Corporate farming south of our region may benefit, but the small farmers and land owners in our productive and beautiful Delta region will suffer greatly, and the Governor and his staff, including Mr Cowin, know this. IT is a huge disappointment that the BDCP has gotten this far, and I urge everyone to strongly oppose it and let Sacramento politicians know.
July 28, 2014
We're working on it...

July 19, 2014
For Mr. Cowin to say the BDCP would "protect" 50,000 acres of agricultural land is pure misinformation. Most of the agricultural land in the Delta is already protected by existing development limitations. Moreover, the BDCP "protected" lands would be limited to certain crops that BDCP needs to provide habitat for the birds and other species that would be displaced by flooding existing islands. Sacrificing sustainable Delta agriculture to continue unsustainable permanent crops in the SJ Valley is ridiculous. Mr. Cowin also fails to mention that about 1/5th of the flows needed for the new tunnels would need to be purchased from Sacramento Valley agriculture, destroying even more farmland. BDCP is bad news for agriculture throughout northern California. Rerouting the Sacramento River into huge tunnels is not a long term solution to California's water challenges and will only cause more problems. Unfortunately DWR hasn't learned anything in the last 50 years since the CVP and SWP were built.
July 18, 2014
Mr. Cowin states that the Delta economy relies heavily on agriculture and that protecting the Delta ecosystem in a very high priority. He then proclaims, “The BDCP would protect approximately 50,000 acres of cultivated lands, ensuring that agricultural uses on those lands would continue in perpetuity”. Mark Cowin is the director of Department of Water Resources (DWR). According to the DWR’s website the Delta consists of over 538,000 acres of agricultural farm land. So, what’s going to happen to the other 488,000 acres of prime farmland when BDCP begins managing the Delta?
July 18, 2014
Mr. Cowin is correct about one thing, " there has been considerable misinformation promulgated about the BDCP, which has confused the public." Most of the misinformation has come from Cowin's Department of Water Resouces (DWR) and the Natural Resource agency. It should tell you something when the Assistant Director of Public Affairs of the DWR charged with maintaining a good public image for the project makes as much as Gerry Meral, the Assistant Director of the Natural Resource Agency who was until recently in charge of the project (according to the 2013 state worker salary database both made $108,000 per year).

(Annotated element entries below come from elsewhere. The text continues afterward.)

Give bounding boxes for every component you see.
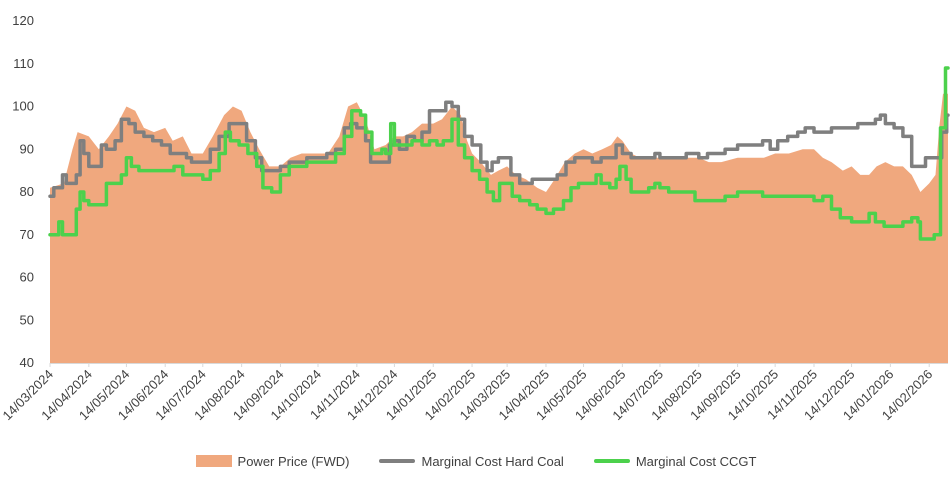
y-tick-label: 110	[13, 56, 34, 71]
legend-label-hard-coal: Marginal Cost Hard Coal	[421, 453, 564, 469]
series-line-hard-coal	[48, 100, 950, 199]
legend-item-power-price: Power Price (FWD)	[195, 453, 350, 469]
legend-swatch-hard-coal	[379, 459, 416, 463]
legend-item-hard-coal: Marginal Cost Hard Coal	[379, 453, 564, 469]
series-layer	[48, 66, 950, 363]
legend-item-ccgt: Marginal Cost CCGT	[593, 453, 757, 469]
legend-swatch-ccgt	[593, 459, 630, 463]
x-axis: 14/03/202414/04/202414/05/202414/06/2024…	[0, 363, 935, 423]
y-tick-label: 90	[20, 141, 34, 156]
series-line-ccgt	[48, 66, 950, 241]
series-area-power-price	[50, 93, 948, 363]
legend-label-ccgt: Marginal Cost CCGT	[635, 453, 757, 469]
y-tick-label: 60	[20, 270, 34, 285]
y-tick-label: 40	[20, 355, 34, 370]
legend-swatch-power-price	[195, 455, 232, 467]
y-tick-label: 70	[20, 227, 34, 242]
y-tick-label: 50	[20, 312, 34, 327]
y-tick-label: 80	[20, 184, 34, 199]
y-tick-label: 120	[12, 13, 34, 28]
y-axis: 40 50 60 70 80 90 100 110 120	[12, 13, 34, 370]
y-tick-label: 100	[12, 99, 34, 114]
legend: Power Price (FWD) Marginal Cost Hard Coa…	[0, 450, 952, 472]
legend-label-power-price: Power Price (FWD)	[237, 453, 350, 469]
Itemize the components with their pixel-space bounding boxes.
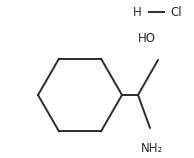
Text: HO: HO [138, 31, 156, 45]
Text: NH₂: NH₂ [141, 142, 163, 155]
Text: H: H [133, 6, 141, 18]
Text: Cl: Cl [170, 6, 182, 18]
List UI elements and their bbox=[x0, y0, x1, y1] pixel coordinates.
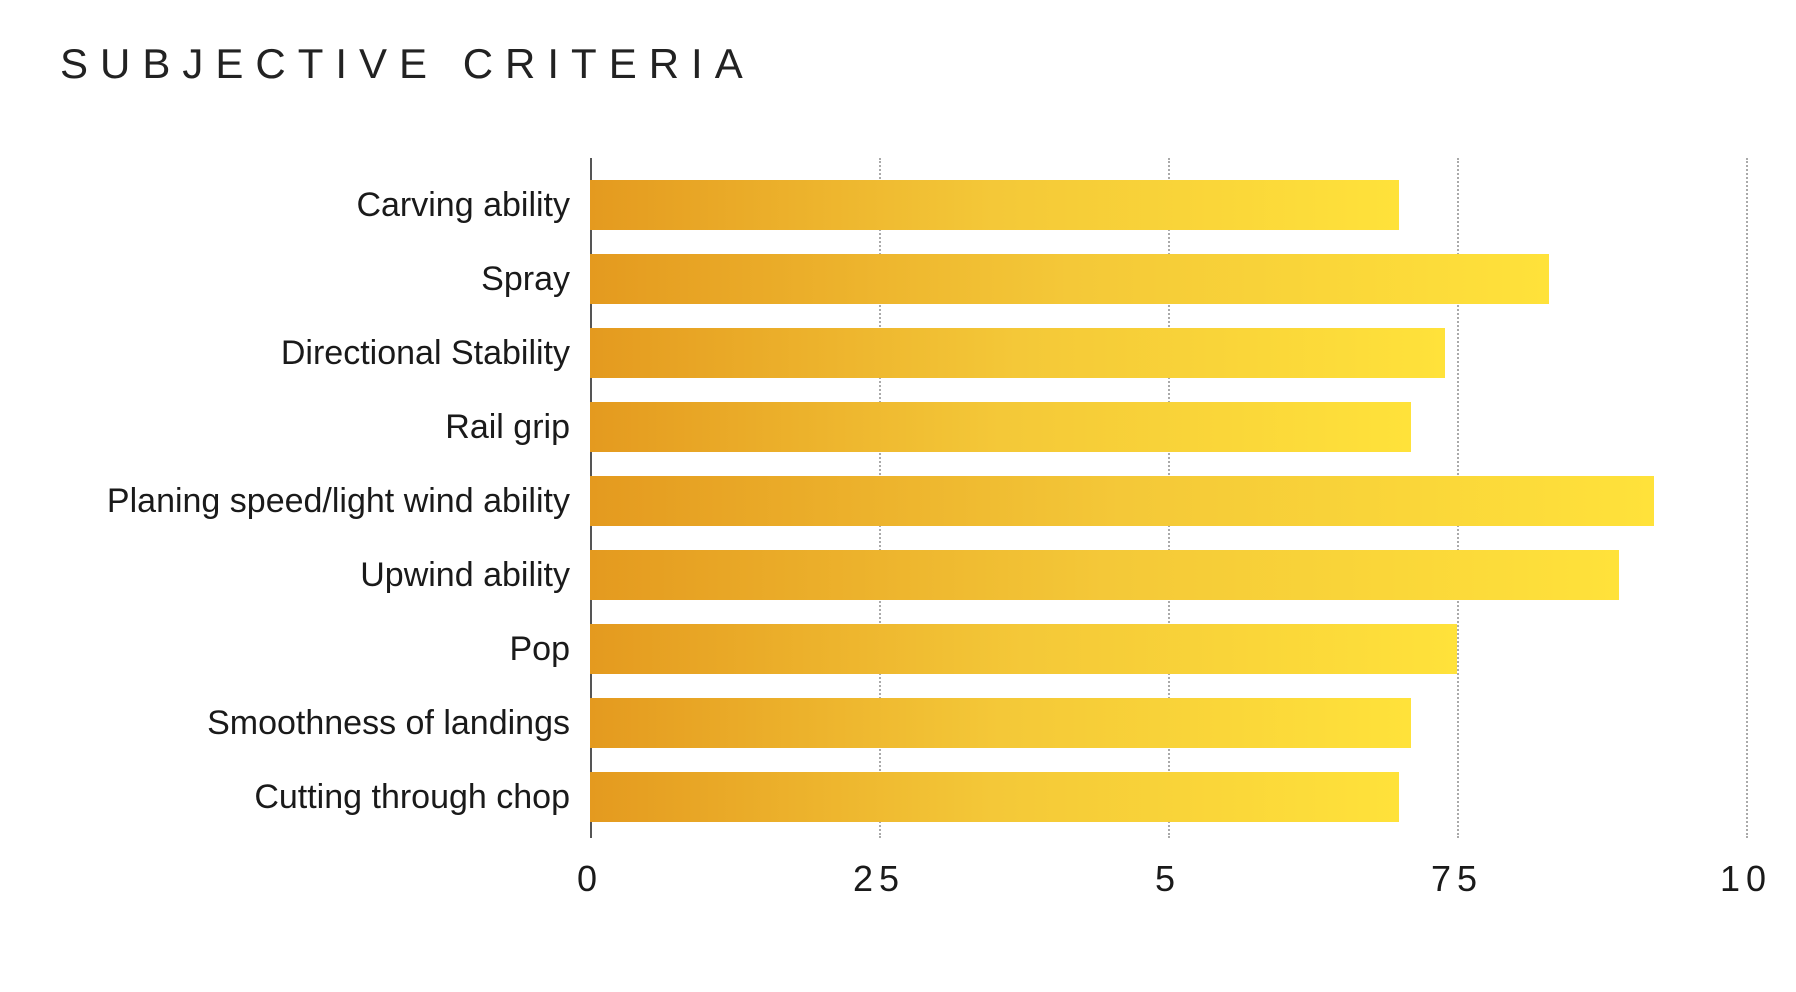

The heart of the BDCP is a scheme to divert the Sacramento River around the Delta with twin 40 foot diameter tunnels. While the original intakes proposed will have a capacity of 9,000 cubic feet per second (cfs) the tunnels themselves would have a capacity exceeding 200,000 cfs which could effectively drain the watershed of Northern California. The Delta is currently damaged because of excessive water exports and removing an additional 800,000 acre feet as Cowin proposes will create even more problems by killing fish and destroying agriculture. These are the m
July 18, 2014
These are the main reasons that virtually everyone in the Delta and most people in Northern California oppose the BDCP. When you add the impact of 24 hour construction going on for possibly ten years and 155,000 construction workers commuting daily to the Delta during that time period it will create more of a disaster with the construction workers competing with agricultural trucks and equipment, residents, and visitors for narrow roads, many atop levees with no guard rails.

Cowin mentions the much maligned Delta Smelt (a two inch minnow according to wildlife expert Sean Hannity), it is not only the smelt that are suffering it is all fish in the Delta. Salmon, Striped Bass, Sturgeon, etc because of water exports.

Bill Wells

Executive Director

California Delta Chambers & Visitor's Bureau

July 18, 2014
...again with the GD Smelt.
July 18, 2014
BDCP aka Tunnels aka Peripheral Canal.. It has been given many names, but it all means Southern California wants more water, and they don't want the leftovers transported by the California Aqueduct. The Department of Water Resources should be focusing on increasing dams to save water and produce hydro-power (clean energy)instead of this propaganda spewed by the Southern Water Contractors.